Namun sekali lagi, manusia sebagai the most adaptive thing, tidaklah boleh menyerah begitu saja dalam menghadapi setiap problema. Problema adalah cara Tuhan untuk meningkatkan kualitas diri. Selalu ada jalan keluar jika berkeinginan untuk menemukannya. Hanya manusia yang bisa mengubah keadaan, tidak bisa berharap kepada Tuhan saja.

Dengan transportasi umum berbasis tenaga listrik, seperti di ibukota negara-negara yang sudah maju, maka biaya transportasi bisa ditekan seminimal mungkin. Manakala subway dan busway menggunakan listrik. Dan yang lebih penting lagi, biaya transportasi bisa tidak terpengaruh oleh fruktuasi harga minyak dunia. PLTN saat ini mampu memasok listrik hingga 50 tahun. Dengan RMB 1, (Rp 1.250.-) penduduk Beijing sudah bisa kemana saja ke semua penjuru kota Beijing.

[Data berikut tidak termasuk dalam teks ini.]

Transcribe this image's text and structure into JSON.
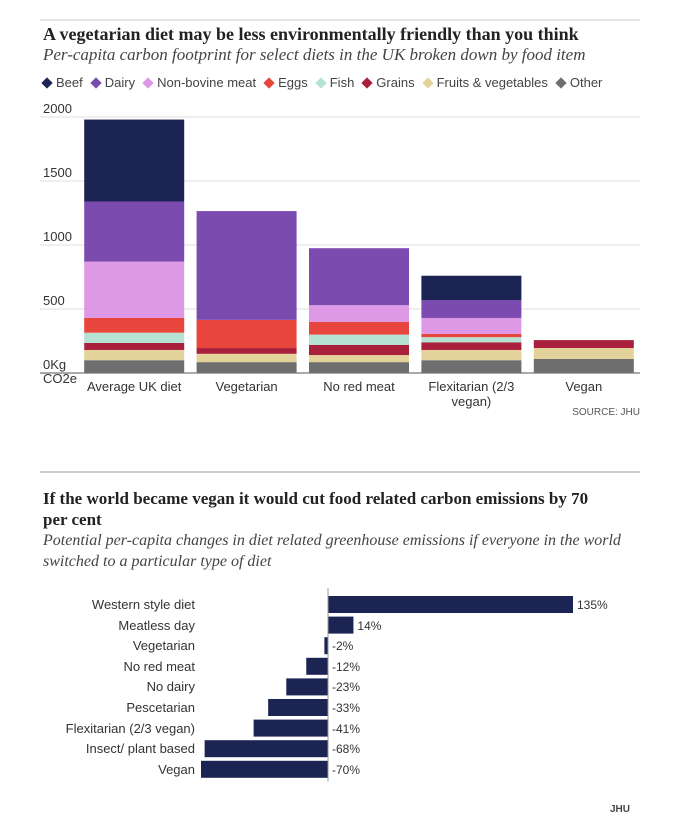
{
  "chart_data": [
    {
      "type": "stacked-bar",
      "title": "A vegetarian diet may be less environmentally friendly than you think",
      "subtitle": "Per-capita carbon footprint for select diets in the UK broken down by food item",
      "categories": [
        "Average UK diet",
        "Vegetarian",
        "No red meat",
        "Flexitarian (2/3 vegan)",
        "Vegan"
      ],
      "series": [
        {
          "name": "Other",
          "color": "#6e6e6e",
          "values": [
            100,
            85,
            85,
            100,
            110
          ]
        },
        {
          "name": "Fruits & vegetables",
          "color": "#e3d39b",
          "values": [
            80,
            65,
            55,
            80,
            85
          ]
        },
        {
          "name": "Grains",
          "color": "#a8203b",
          "values": [
            55,
            45,
            80,
            60,
            62
          ]
        },
        {
          "name": "Fish",
          "color": "#b6e2d3",
          "values": [
            80,
            0,
            80,
            40,
            0
          ]
        },
        {
          "name": "Eggs",
          "color": "#e8453c",
          "values": [
            115,
            220,
            100,
            25,
            0
          ]
        },
        {
          "name": "Non-bovine meat",
          "color": "#dd99e6",
          "values": [
            440,
            0,
            130,
            125,
            0
          ]
        },
        {
          "name": "Dairy",
          "color": "#7b4bb0",
          "values": [
            470,
            850,
            445,
            140,
            0
          ]
        },
        {
          "name": "Beef",
          "color": "#1b2452",
          "values": [
            640,
            0,
            0,
            190,
            0
          ]
        }
      ],
      "legend_order": "reverse",
      "ylim": [
        0,
        2000
      ],
      "yticks": [
        {
          "value": 0,
          "label": "0Kg CO2e"
        },
        500,
        1000,
        1500,
        2000
      ],
      "grid": true,
      "source": "SOURCE: JHU"
    },
    {
      "type": "hbar",
      "title": "If the world became vegan it would cut food related carbon emissions by 70 per cent",
      "subtitle": "Potential per-capita changes in diet related greenhouse emissions if everyone in the world switched to a particular type of diet",
      "categories": [
        "Western style diet",
        "Meatless day",
        "Vegetarian",
        "No red meat",
        "No dairy",
        "Pescetarian",
        "Flexitarian (2/3 vegan)",
        "Insect/ plant based",
        "Vegan"
      ],
      "values": [
        135,
        14,
        -2,
        -12,
        -23,
        -33,
        -41,
        -68,
        -70
      ],
      "value_labels": [
        "135%",
        "14%",
        "-2%",
        "-12%",
        "-23%",
        "-33%",
        "-41%",
        "-68%",
        "-70%"
      ],
      "color": "#1b2452",
      "xlim": [
        -70,
        135
      ],
      "source": "JHU"
    }
  ]
}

Dengan sistem politik seperti sekarang ini, pembangunan jangka panjang (25 tahunan) menjadi pekerjaan yang sangat-sangat sulit. Apalagi jika para penyelenggara negaranya merasa tidak nyaman jika harus melanjutkan program pemerintah sebelumnya. Sehingga program yang dibuat sedemikian rupa sehingga bisa menguntungkan partai dan kelompoknya terlebih dahulu. Program yang mementingkan rakyat dalam jangka panjang menjadi kurang menarik. Jika keadaan sudah seperti ini, rasanya perlu diselaraskan terlbih dahulu mind set yang ada di kepala para penyelenggara negara. Entah bagaimana caranya.